He later, by court appointment, made reports of discovery and possible liability against the officers and directors for their alleged negligence in the transaction of the business of the trust company. This professional engagement was on behalf of the depositors and creditors, hence adverse to his first action in the case. Now it may be urged that he took this onerous duty because the court had appointed him. Is that a fair answer to the charge that he represented conflicting interests? My answer is that it is not. No court has a right and no court can rightfully compel an attorney to assume, in the same case, contrary, legal, or ethical positions. It must therefore be assumed that notwithstanding this patent conflict, Mr. Sobeloff was perfectly willing to be placed in a compromising position.
The transcript of the record naturally does not show what compensation Mr. Sobeloff received from his stockholder clients in resisting the efforts of the receiver to enforce the statutory liability in the first suit.
The record does show that he got $30,000 for his three reports. A review of press accounts of the commotion such a large allowance caused in Baltimore would make interesting reading. It required a very long opinion by the court, Judge O'Dunne, to justify it.
Where did this conflict leave Mr. Sobeloff? It left him in the position to permit the judge—and that was precisely done to settle the fixed statutory liability for amounts less than that originally determined by the court of appeals in the first suit brought by Mr. Sobeloff. He may say he had nothing to do with those settlements and that they were approved by the court. At that period of time, he was in the case on the side of the receiver. The committee ought to ascertain from the record in the case what Mr. Sobeloff's duty was in this matter. The committee ought to ascertain why, after being the attorney for the receiver, Mr. Sobeloff stood by without dissent or appeal, and permitted settlements of liability to be made which were detrimental to the receiver and ultimately to the depositors and general creditors.
Mr. Sobeloff then filed as one of the attorneys of record, 15 suits on behalf of the receiver against the stockholders and directors. Having first sued the receiver to prevent additional stock assessments, and later suing for the receiver to enforce liability against the officers and directors, certainly shows, at least to me, that in the same case he represented the plaintiffs in one phase of the suit, and the same defendant as a plaintiff in another.
Senator LANGER. Was that on double liability?

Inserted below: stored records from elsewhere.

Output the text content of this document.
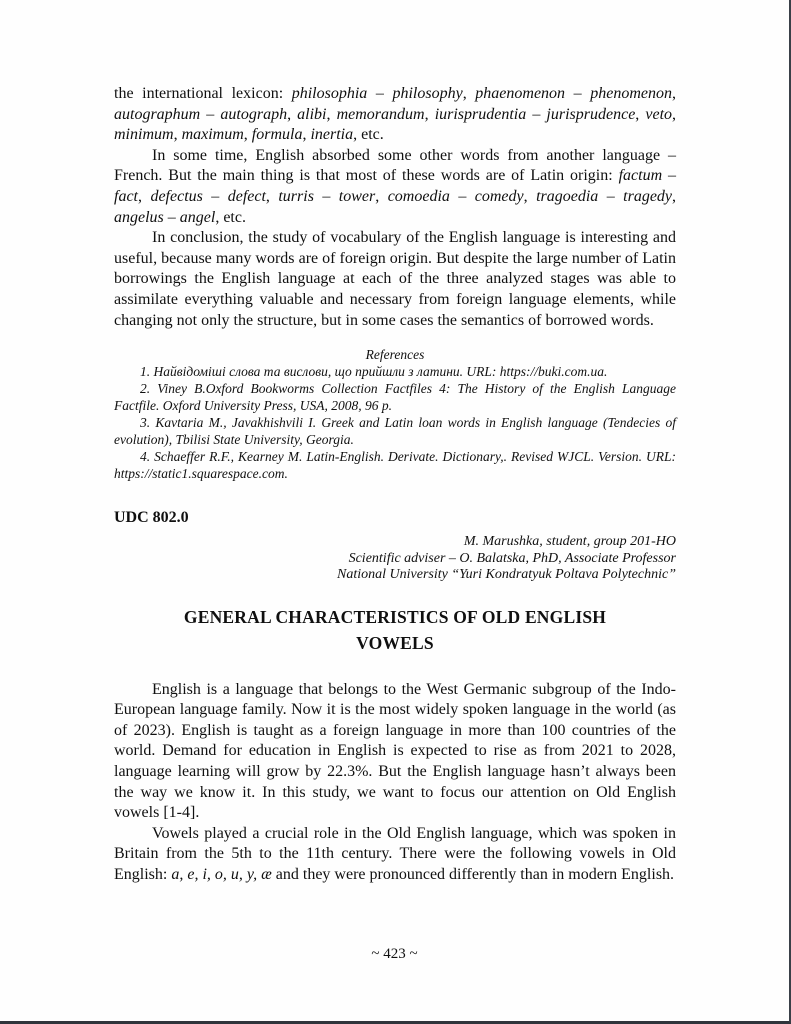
the international lexicon: philosophia – philosophy, phaenomenon – phenomenon, autographum – autograph, alibi, memorandum, iurisprudentia – jurisprudence, veto, minimum, maximum, formula, inertia, etc.

In some time, English absorbed some other words from another language – French. But the main thing is that most of these words are of Latin origin: factum – fact, defectus – defect, turris – tower, comoedia – comedy, tragoedia – tragedy, angelus – angel, etc.

In conclusion, the study of vocabulary of the English language is interesting and useful, because many words are of foreign origin. But despite the large number of Latin borrowings the English language at each of the three analyzed stages was able to assimilate everything valuable and necessary from foreign language elements, while changing not only the structure, but in some cases the semantics of borrowed words.

References

1. Найвідоміші слова та вислови, що прийшли з латини. URL: https://buki.com.ua.

2. Viney B.Oxford Bookworms Collection Factfiles 4: The History of the English Language Factfile. Oxford University Press, USA, 2008, 96 p.

3. Kavtaria M., Javakhishvili I. Greek and Latin loan words in English language (Tendecies of evolution), Tbilisi State University, Georgia.

4. Schaeffer R.F., Kearney M. Latin-English. Derivate. Dictionary,. Revised WJCL. Version. URL: https://static1.squarespace.com.

UDC 802.0
M. Marushka, student, group 201-HO
Scientific adviser – O. Balatska, PhD, Associate Professor
National University “Yuri Kondratyuk Poltava Polytechnic”
GENERAL CHARACTERISTICS OF OLD ENGLISH
VOWELS

English is a language that belongs to the West Germanic subgroup of the Indo-European language family. Now it is the most widely spoken language in the world (as of 2023). English is taught as a foreign language in more than 100 countries of the world. Demand for education in English is expected to rise as from 2021 to 2028, language learning will grow by 22.3%. But the English language hasn’t always been the way we know it. In this study, we want to focus our attention on Old English vowels [1-4].

Vowels played a crucial role in the Old English language, which was spoken in Britain from the 5th to the 11th century. There were the following vowels in Old English: a, e, i, o, u, y, æ and they were pronounced differently than in modern English.

~ 423 ~
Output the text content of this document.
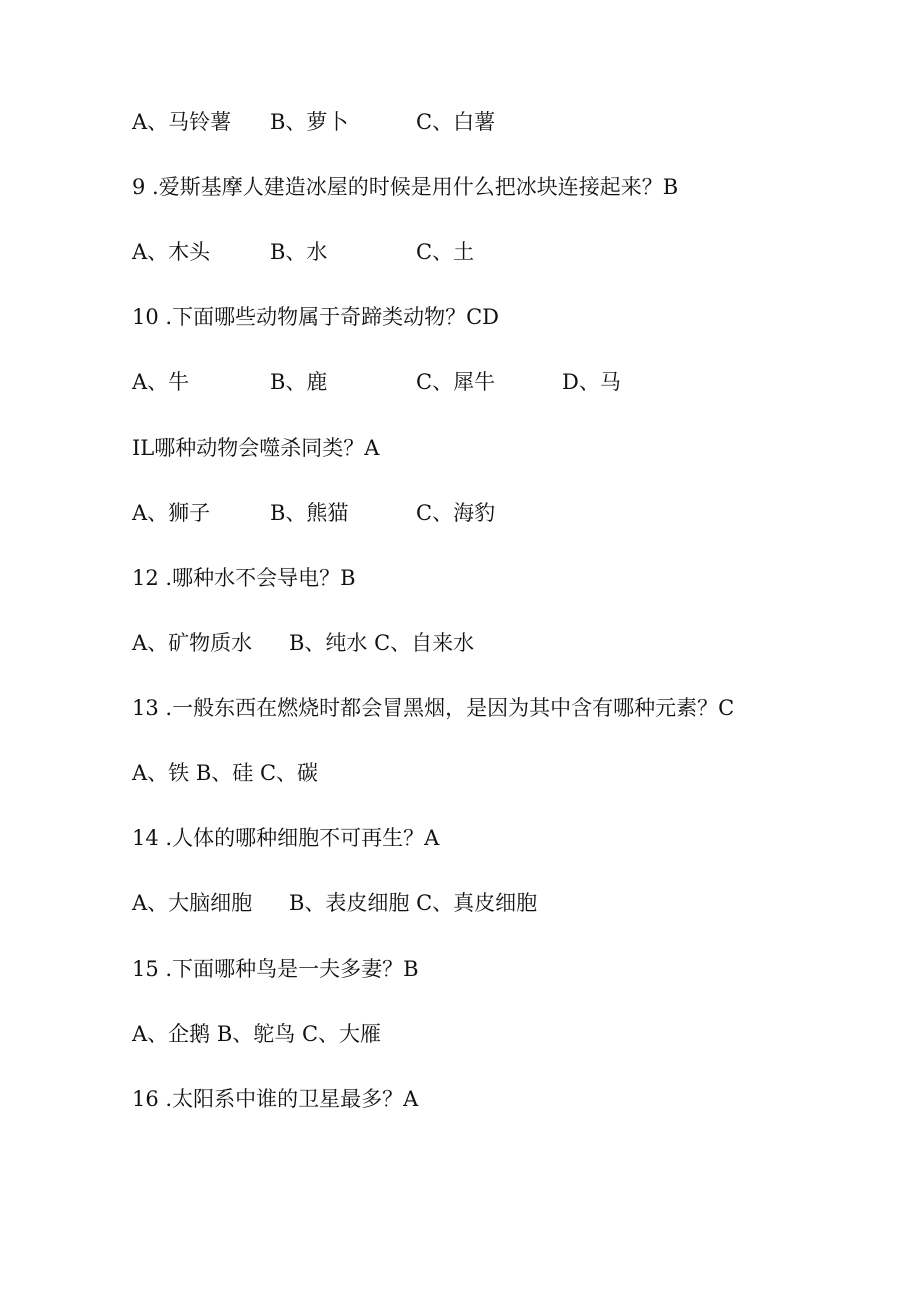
A、马铃薯 B、萝卜	C、白薯
9 .爱斯基摩人建造冰屋的时候是用什么把冰块连接起来？B
A、木头	B、水	C、土
10 .下面哪些动物属于奇蹄类动物？CD
A、牛	B、鹿	C、犀牛	D、马
IL哪种动物会噬杀同类？A
A、狮子	B、熊猫	C、海豹
12 .哪种水不会导电？B
A、矿物质水 B、纯水 C、自来水
13 .一般东西在燃烧时都会冒黑烟，是因为其中含有哪种元素？C
A、铁 B、硅 C、碳
14 .人体的哪种细胞不可再生？A
A、大脑细胞 B、表皮细胞 C、真皮细胞
15 .下面哪种鸟是一夫多妻？B
A、企鹅 B、鸵鸟 C、大雁
16 .太阳系中谁的卫星最多？A
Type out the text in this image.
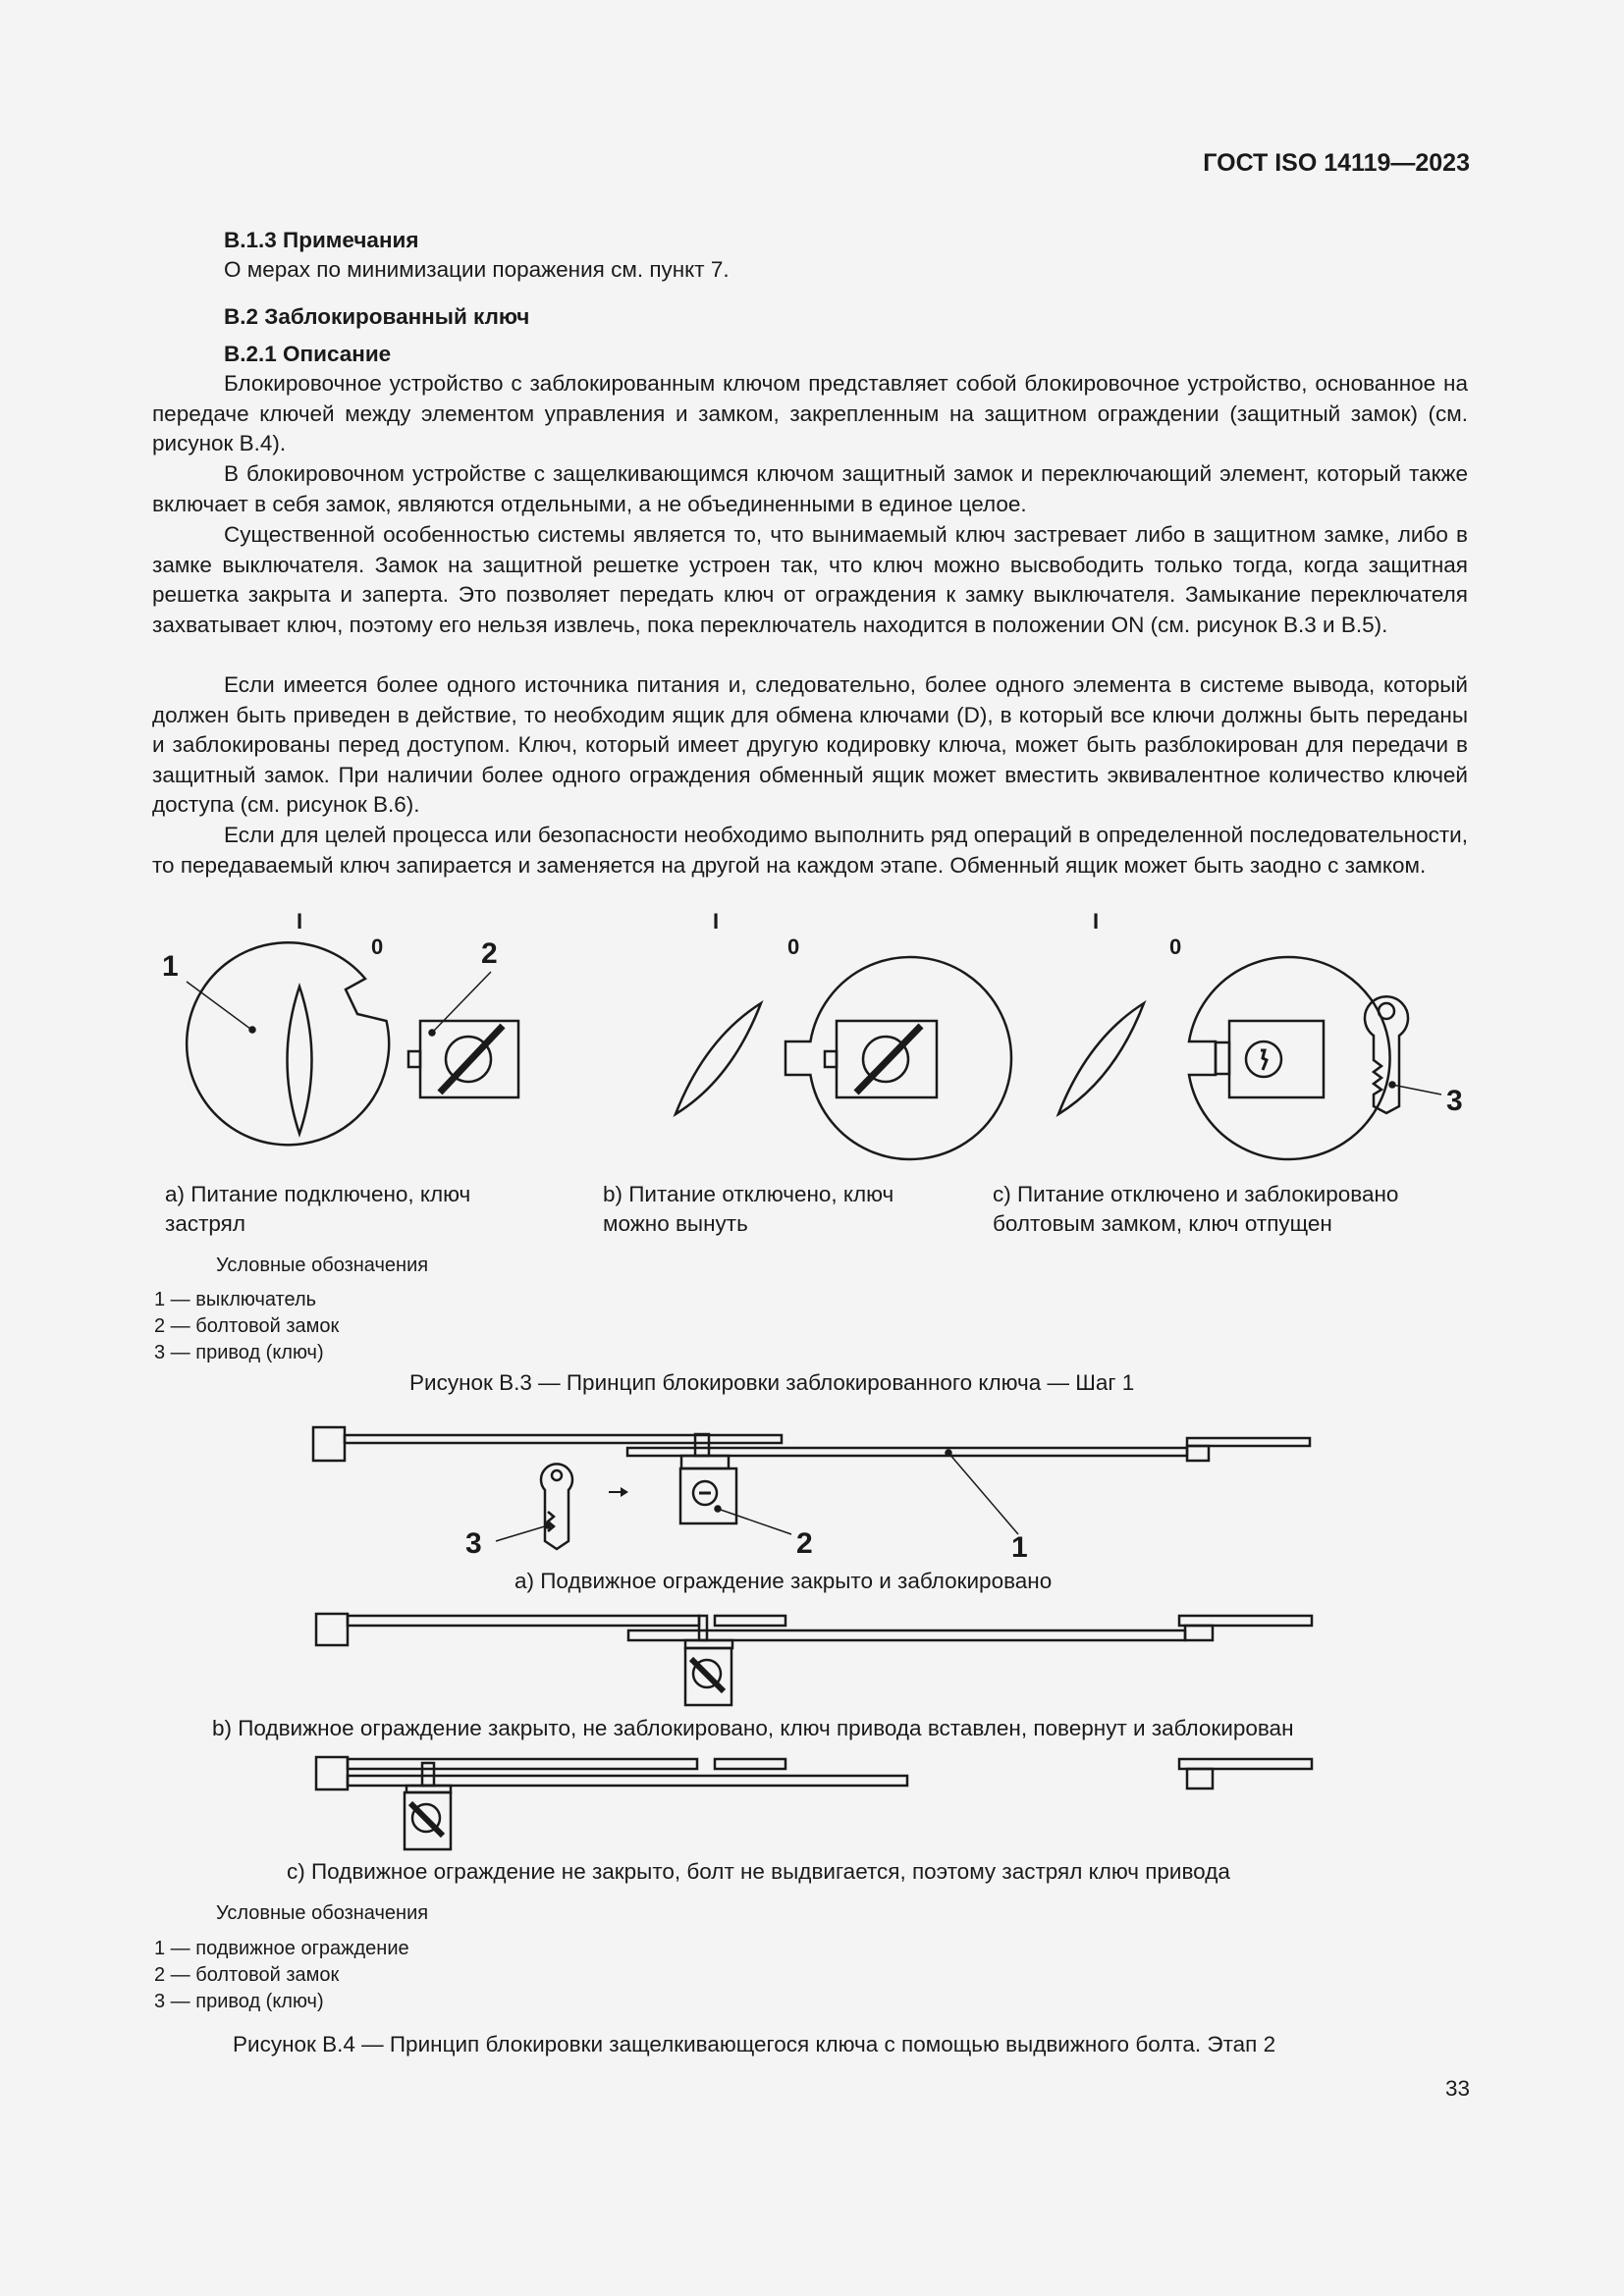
ГОСТ ISO 14119—2023
B.1.3 Примечания
О мерах по минимизации поражения см. пункт 7.
B.2 Заблокированный ключ
B.2.1 Описание

Блокировочное устройство с заблокированным ключом представляет собой блокировочное устройство, основанное на передаче ключей между элементом управления и замком, закрепленным на защитном ограждении (защитный замок) (см. рисунок B.4).

В блокировочном устройстве с защелкивающимся ключом защитный замок и переключающий элемент, который также включает в себя замок, являются отдельными, а не объединенными в единое целое.

Существенной особенностью системы является то, что вынимаемый ключ застревает либо в защитном замке, либо в замке выключателя. Замок на защитной решетке устроен так, что ключ можно высвободить только тогда, когда защитная решетка закрыта и заперта. Это позволяет передать ключ от ограждения к замку выключателя. Замыкание переключателя захватывает ключ, поэтому его нельзя извлечь, пока переключатель находится в положении ON (см. рисунок B.3 и B.5).

Если имеется более одного источника питания и, следовательно, более одного элемента в системе вывода, который должен быть приведен в действие, то необходим ящик для обмена ключами (D), в который все ключи должны быть переданы и заблокированы перед доступом. Ключ, который имеет другую кодировку ключа, может быть разблокирован для передачи в защитный замок. При наличии более одного ограждения обменный ящик может вместить эквивалентное количество ключей доступа (см. рисунок B.6).

Если для целей процесса или безопасности необходимо выполнить ряд операций в определенной последовательности, то передаваемый ключ запирается и заменяется на другой на каждом этапе. Обменный ящик может быть заодно с замком.

I
0
1	2
I
0
I
0
3
a) Питание подключено, ключ
застрял
b) Питание отключено, ключ
можно вынуть
c) Питание отключено и заблокировано
болтовым замком, ключ отпущен
Условные обозначения
1 — выключатель
2 — болтовой замок
3 — привод (ключ)
Рисунок B.3 — Принцип блокировки заблокированного ключа — Шаг 1
3	2	1
a) Подвижное ограждение закрыто и заблокировано
b) Подвижное ограждение закрыто, не заблокировано, ключ привода вставлен, повернут и заблокирован
c) Подвижное ограждение не закрыто, болт не выдвигается, поэтому застрял ключ привода
Условные обозначения
1 — подвижное ограждение
2 — болтовой замок
3 — привод (ключ)
Рисунок B.4 — Принцип блокировки защелкивающегося ключа с помощью выдвижного болта. Этап 2
33
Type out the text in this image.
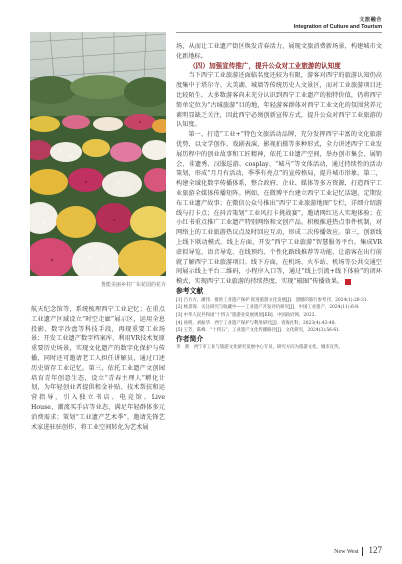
文旅融合
Integration of Culture and Tourism
鲁能美丽乡村广东花园的花卉

航天纪念馆等，系统梳理西宁工业记忆；在重点工业遗产区域设立“时空走廊”展示区，运用全息投影、数字沙盘等科技手段，再现重要工业场景；开发工业遗产数字档案库，利用VR技术复原重要历史场景，实现文化遗产的数字化保护与传播，同时还可邀请老工人担任讲解员，通过口述历史留存工业记忆。第三，依托工业遗产文创园培育青年创意生态，设立“青春主理人”孵化计划，为年轻创业者提供租金补贴、技术帮扶和运营指导，引入独立书店、电竞馆、Live House、潮流买手店等业态，满足年轻群体多元消费需求；策划“工业遗产艺术季”，邀请先锋艺术家进驻驻创作，将工业空间转化为艺术展

场，从而让工业遗产街区焕发青春活力，展现文旅消费新场景，构建城市文化新地标。

（四）加强宣传推广，提升公众对工业旅游的认知度

当下西宁工业旅游还面临名度还较为有限，游客对西宁的旅游认知仍高度集中于塔尔寺、大美湖、城墙等传统历史人文景区，而对工业旅游项目还比较陌生。大多数游客尚未充分认识到西宁工业遗产的独特价值，仍将西宁简单定位为“古城旅游”目的地，年轻游客群体对西宁工业文化的氛围营养元素明显缺乏关注，因此西宁必须创新宣传方式，提升公众对西宁工业旅游的认知度。

第一，打造“工业+”特色文旅活动品牌，充分发挥西宁丰富的文化旅游优势，以文学创作、戏剧表演、影视拍摄等多种形式，全力讲述西宁工业发展历程中的创业故事和工匠精神，依托工业遗产空间，举办创市集会、展销会、非遗秀、汉服巡游、cosplay、“城马”等文体活动，通过持续性的活动策划，形成“月月有活动，季季有亮点”的宣传格局，提升城市形象。第二，构建全域化数字传播体系，整合政府、企业、媒体等多方资源，打造西宁工业旅游全媒体传播矩阵。例如，在微博平台建立西宁工业记忆话题，定期发布工业遗产故事；在微信公众号推出“西宁工业旅游地图”专栏，详细介绍游线与打卡点；在抖音策划“工业风打卡挑战赛”，邀请网红达人实地体验；在小红书重点推广工业遗产特别网络和文创产品。积极推进热点事件机制，对网络上的工业旅游热议点及时回应互动，形成二次传播效应。第三，创新线上线下联动模式。线上方面，开发“西宁工业旅游”智慧服务平台，集成VR虚拟导览、语音导览、在线预约、个性化路线推荐等功能，让游客在出行前就了解西宁工业旅游项目。线下方面，在机场、火车站、机场等公共交通空间展示线上平台二维码，小程序入口等，通过“线上引流+线下体验”的闭环模式，实现西宁工业旅游的持续热度，实现“破圈”传播效果。

参考文献

[1] 吕方方，潘伟．推进工业遗产保护 促进旅游文化发展[J]．遗憾的旅行参考刊，2024(1):28-31.
[2] 杨景琛．关注研究与收藏中——工业遗产开发评价研究[J]．中国工业遗产，2024(11):6-8.
[3] 中华人民共和国“十四五”旅游业发展规划[EB]．中国政府网，2022.
[4] 孙明，刘振华．西宁工业遗产保护与利用研究[J]．青海社科，2023(4):43-48.
[5] 王芳，陈峰．“十四五”，工业遗产文化传播路径[J]．文化研究，2024(3):56-61.

作者简介

李　蕾　西宁市工业与旅游文化研究发展中心专员，研究方向为旅游文化、城市宣传。

New West 127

Senator JOHNSTON. Coming back on the double liability. For these latter suits, he received a fee of $7,500 in addition to the above $30,000. Another illustration of conflict is the fact that he later on in the same suit sued the receiver again. He filed a petition seeking the cancellation of a rent-free agreement held by the receiver for the Occupancy of part of the Baltimore Trust Building. That is the biggest building they have over in Baltimore. He filed this suit knowing in advance of the rent-free agreement. Does this latter action not place Mr. Sobeloff in a legal or ethical position that is contradictory to the interests of the receiver whom he had represented as a client in the prior 15 suits? To me the answer is obvious. How can it be said that there is no conflict when an attorney sues an officer of the court, then prosecutes for him and thereafter in the same case, at a later time, again sues him? The foregoing are representations of fact which have been made to me. I submit it is the grave responsibility of the committee to determine whether they are true. If they are true, the committee should steadfastly refuse to report out this nomination.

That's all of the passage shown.